I believe this would be possible and achievable if the network operators spent some time educating the youth of America. These people love texting, a lot of their texting is one-to-many, and they tend to chat in groups. PTT services would enable them to exchange voice messages one-to-many and PTT supports multiple groups—a new group can be quickly assembled simply by selecting names from the device’s address book. Further, PTT services show who is online and available to talk with, so when a conversation is started, users know whether the person or group they want to reach is available. I don’t think PTT will replace texting because texting is silent and PTT is voice, but today’s youths do want to communicate one-to-many and PTT offers that capability.

Several things need to happen if PTT is to achieve mass-market adoption. The first is that a PTT standard between networks will have to be established or, at the very least, PTT gateways will need to be put in place. Why? Because history shows that texting, MMS, and other services that were available only on one individual network at first did not really take off until customers were able to text or MMS anyone regardless of what network they were on. Today the three network operators that offer PTT services each has its own vendor and one system’s PTT is not compatible with another’s. There are some standards available for this including the standard AT&T has chosen for its PTT offering. Since PTT is now an application on a device and not hardwired into it, changing to a common PTT format would be possible in a very short period of time. Potential PTT customers won’t accept PTT in large numbers if it is available only with others on the same network.

Next, more devices will have to become PTT-capable. This is also easy to accomplish with most of today’s commercial PTT offerings because, as mentioned, PTT is now an application. All three network operators are offering devices with PTT pre-installed but they also offer the PTT application for downloading, and users can assign a specific key to the PTT function or use PTT by touching the screen of a smartphone.

PTT applications will have to run on devices all of the time and be easy to access. Simply pushing the PTT button or selecting a single icon should invoke a session. PTT users’ devices should be listening to PTT all of the time and be ready for instant use. Users should be able to move from one group to another simply by selecting a group, see who within that group is available for a PTT session, and be able to leave a message. Push-to-talk in the commercial world offers more than push-to-talk. Network operators are also offering options such as push-to-send images, video, or other information in addition to voice services.

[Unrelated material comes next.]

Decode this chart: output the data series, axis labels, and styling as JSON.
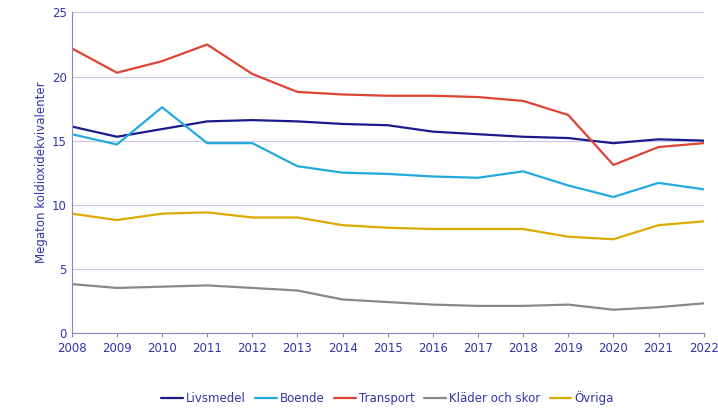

I believe that PTT can become more prevalent in the commercial world. It will take some work and some education, but it can be done, and I believe there is a much broader market for PTT than only those who are leaving the world of two-way radio for cellular services. I believe that many others, if they came to understand what PTT is and what it can do, would want to make it part of their device’s capabilities. Could PTT become a viral must-have application that grows exponentially in size? If the network operators don’t promote it differently and if they don’t work together on a common standard for PTT, it will remain a niche product. It could be so very much more.